What the C extension accelerates¶
The C extension replaces 16 methods across three layers:
| Layer | Methods | Purpose |
|---|---|---|
| Field arithmetic (mod p) | fmul, fsqr, fadd, fsub, fneg, finv, fsqrt, fred | 256-bit modular arithmetic over the secp256k1 field prime |
| Scalar arithmetic (mod n) | scalar_mod, scalar_mul, scalar_inv, scalar_add | Arithmetic modulo the curve order |
| Jacobian point ops | jp_double, jp_add, jp_neg | Elliptic curve point arithmetic in projective coordinates |
| Scalar multiplication | scalar_multiply_ct | Montgomery ladder with branchless cswap |
Everything above these layers — wNAF scalar multiplication, ECDSA, Schnorr, key derivation, point serialisation — remains in Ruby, calling down into C for the hot-path arithmetic.
Why the speedup is ~22x and not more¶
Where the time goes¶
A single scalar multiplication (the dominant cost in signing and verification) performs approximately 256 iterations of the Montgomery ladder. Each iteration calls jp_double and jp_add, and each of those calls approximately 14 field operations (fmul, fsqr, fadd, fsub). That is roughly 7,000 field operations per scalar multiplication.
In pure Ruby, each of those 7,000 operations involves: - Ruby Integer arbitrary-precision arithmetic (variable-width, heap-allocated) - Object allocation and garbage collection pressure - Method dispatch overhead
The C extension eliminates all of this by representing 256-bit values as a fixed uint256_t struct of 4 x uint64_t limbs, using __uint128_t for intermediate products. No heap allocation, no GC, no variable-width overhead.
The Ruby-C boundary¶
A critical design decision is where the C boundary sits. Three options were evaluated:
| Approach | Est. ops/sec | Ruby-C calls per scalar mul | Notes |
|---|---|---|---|
| Field ops only in C | ~1,500–2,000 | ~4,500 | Dispatch overhead (~675us) dominates arithmetic (~90us) |
| Field + point ops in C | ~2,300 | ~320 | Each jp_double/jp_add call does ~14 field ops internally in C |
| Full C (incl. wNAF/Montgomery) | ~8,000–10,000 | ~1 | All control flow in C |
Moving from field-only to field + point ops roughly doubles throughput for ~150 additional lines of C. This is because each jp_double call that crosses the Ruby-C boundary once instead of 14 times eliminates ~13 dispatches worth of overhead.
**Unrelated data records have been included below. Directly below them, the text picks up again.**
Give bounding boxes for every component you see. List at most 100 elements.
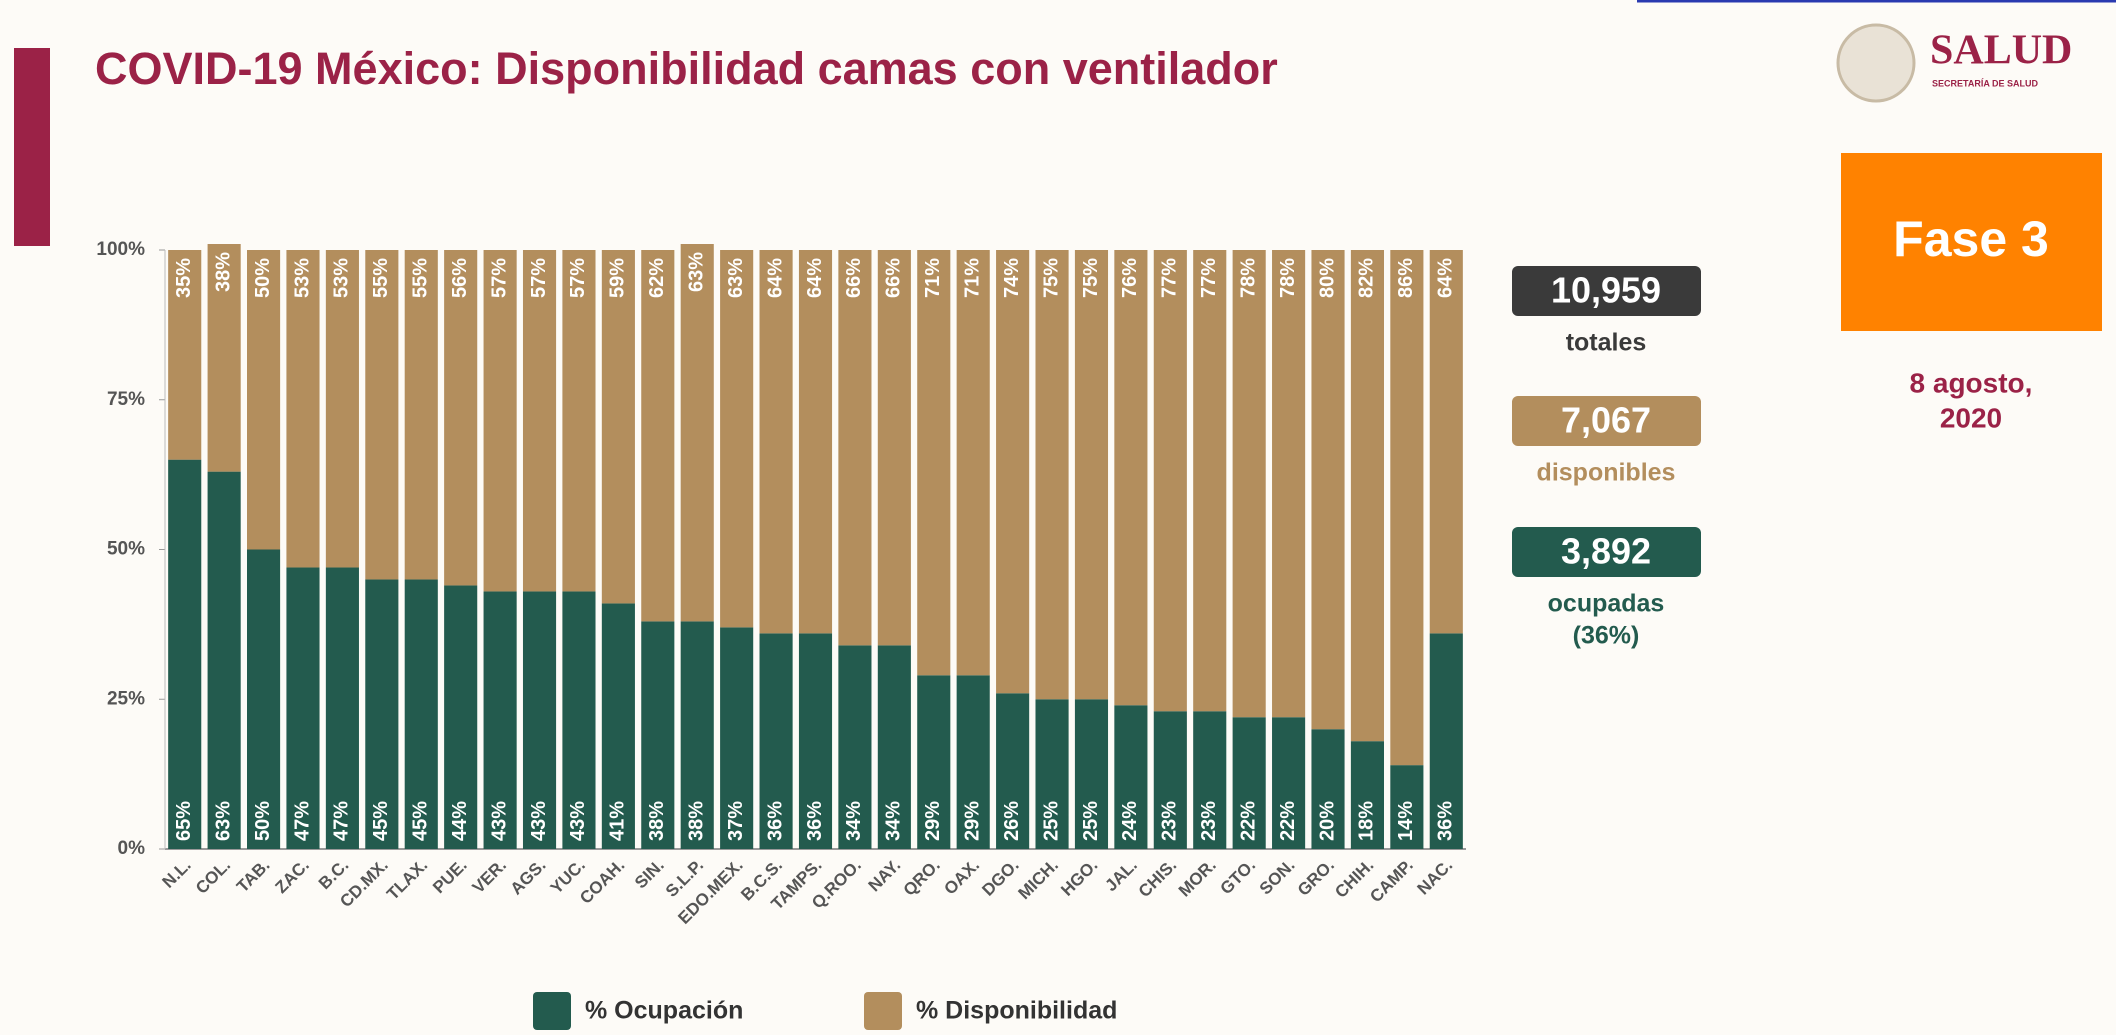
page: COVID-19 México: Disponibilidad camas co… [0, 0, 2116, 1035]
value-label: 64% [804, 258, 826, 298]
bar-segment [602, 250, 635, 603]
value-label: 23% [1159, 801, 1181, 841]
value-label: 23% [1198, 801, 1220, 841]
value-label: 86% [1395, 258, 1417, 298]
value-label: 66% [843, 258, 865, 298]
chart-title: COVID-19 México: Disponibilidad camas co… [95, 43, 1278, 94]
value-label: 63% [686, 252, 708, 292]
value-label: 38% [646, 801, 668, 841]
bar-segment [1430, 250, 1463, 633]
value-label: 36% [804, 801, 826, 841]
value-label: 77% [1198, 258, 1220, 298]
value-label: 37% [725, 801, 747, 841]
value-label: 45% [410, 801, 432, 841]
value-label: 82% [1356, 258, 1378, 298]
value-label: 47% [331, 801, 353, 841]
value-label: 63% [212, 801, 234, 841]
value-label: 29% [961, 801, 983, 841]
bar-segment [562, 250, 595, 591]
bar-segment [1193, 250, 1226, 711]
value-label: 22% [1277, 801, 1299, 841]
value-label: 53% [331, 258, 353, 298]
logo-subtitle: SECRETARÍA DE SALUD [1932, 78, 2039, 88]
bar-segment [1351, 250, 1384, 741]
value-label: 75% [1040, 258, 1062, 298]
value-label: 14% [1395, 801, 1417, 841]
value-label: 77% [1159, 258, 1181, 298]
value-label: 34% [843, 801, 865, 841]
summary-label: disponibles [1537, 459, 1676, 487]
y-tick-label: 50% [107, 539, 145, 560]
value-label: 76% [1119, 258, 1141, 298]
value-label: 78% [1277, 258, 1299, 298]
bar-segment [760, 250, 793, 633]
value-label: 38% [686, 801, 708, 841]
value-label: 74% [1001, 258, 1023, 298]
bar-segment [641, 250, 674, 621]
value-label: 36% [764, 801, 786, 841]
logo-text: SALUD [1930, 28, 2072, 74]
value-label: 71% [922, 258, 944, 298]
y-tick-label: 100% [96, 239, 145, 260]
date-line: 2020 [1940, 402, 2002, 433]
value-label: 43% [488, 801, 510, 841]
legend-swatch [533, 992, 571, 1030]
value-label: 22% [1237, 801, 1259, 841]
bar-segment [799, 250, 832, 633]
phase-label: Fase 3 [1893, 211, 2049, 267]
bar-segment [1390, 250, 1423, 765]
bar-segment [444, 250, 477, 585]
summary-label: (36%) [1573, 622, 1640, 650]
bar-segment [1311, 250, 1344, 729]
value-label: 18% [1356, 801, 1378, 841]
bar-segment [1154, 250, 1187, 711]
date-line: 8 agosto, [1910, 367, 2033, 398]
value-label: 43% [528, 801, 550, 841]
bar-segment [405, 250, 438, 579]
legend-label: % Ocupación [585, 997, 743, 1025]
legend-label: % Disponibilidad [916, 997, 1117, 1025]
value-label: 50% [252, 801, 274, 841]
bar-segment [484, 250, 517, 591]
y-tick-label: 25% [107, 688, 145, 709]
value-label: 65% [173, 801, 195, 841]
value-label: 57% [528, 258, 550, 298]
value-label: 55% [410, 258, 432, 298]
value-label: 47% [291, 801, 313, 841]
value-label: 20% [1316, 801, 1338, 841]
bar-segment [1272, 250, 1305, 717]
value-label: 34% [883, 801, 905, 841]
value-label: 75% [1080, 258, 1102, 298]
value-label: 64% [1435, 258, 1457, 298]
value-label: 71% [961, 258, 983, 298]
bar-segment [1114, 250, 1147, 705]
value-label: 29% [922, 801, 944, 841]
bar-segment [1035, 250, 1068, 699]
bar-segment [523, 250, 556, 591]
bar-segment [917, 250, 950, 675]
value-label: 43% [567, 801, 589, 841]
value-label: 26% [1001, 801, 1023, 841]
bar-segment [720, 250, 753, 627]
bar-segment [365, 250, 398, 579]
summary-value: 10,959 [1551, 270, 1661, 311]
value-label: 38% [212, 252, 234, 292]
summary-value: 3,892 [1561, 531, 1651, 572]
bar-segment [1233, 250, 1266, 717]
bar-segment [957, 250, 990, 675]
value-label: 41% [607, 801, 629, 841]
value-label: 57% [567, 258, 589, 298]
bar-segment [168, 460, 201, 849]
bar-segment [208, 472, 241, 849]
value-label: 24% [1119, 801, 1141, 841]
side-accent [14, 48, 50, 246]
slide: COVID-19 México: Disponibilidad camas co… [0, 0, 2116, 1035]
value-label: 36% [1435, 801, 1457, 841]
value-label: 63% [725, 258, 747, 298]
value-label: 56% [449, 258, 471, 298]
value-label: 66% [883, 258, 905, 298]
value-label: 59% [607, 258, 629, 298]
value-label: 62% [646, 258, 668, 298]
legend-swatch [864, 992, 902, 1030]
summary-label: ocupadas [1548, 590, 1665, 618]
Moving the scalar multiplication loops themselves into C (the "full C" approach) would yield another ~4x, but keeps the wNAF and Montgomery ladder control flow in C where it is harder to audit and reason about. The current boundary is a deliberate trade-off: the scalar multiplication strategy (wNAF for public scalars, Montgomery ladder for secret scalars) is expressed in readable Ruby, calling down to C only for the arithmetic it orchestrates.
The remaining gap to libsecp256k1¶
libsecp256k1 is approximately 25x faster than this implementation's C extension. The gap is attributable to:
- Hand-tuned assembly for field multiplication on specific architectures
- Full C control flow — no Ruby-C boundary crossings in the hot path
- Specialised field representation (5x52-bit limbs on 64-bit platforms) optimised for each target architecture
- Endomorphism-based decomposition of scalar multiplication (GLV method) which reduces the number of point operations by ~40%
- Batch inversion and other algorithmic optimisations accumulated over years of development
This gem intentionally does not pursue these optimisations. The goal is a self-contained, auditable implementation with no external dependencies — not to compete with a decade of dedicated C/assembly engineering.
Reproducing these measurements¶
The benchmark figures were measured during initial development (sgbett/bsv-ruby-sdk#626) on Apple Silicon. Your results will vary by hardware, Ruby version, and workload.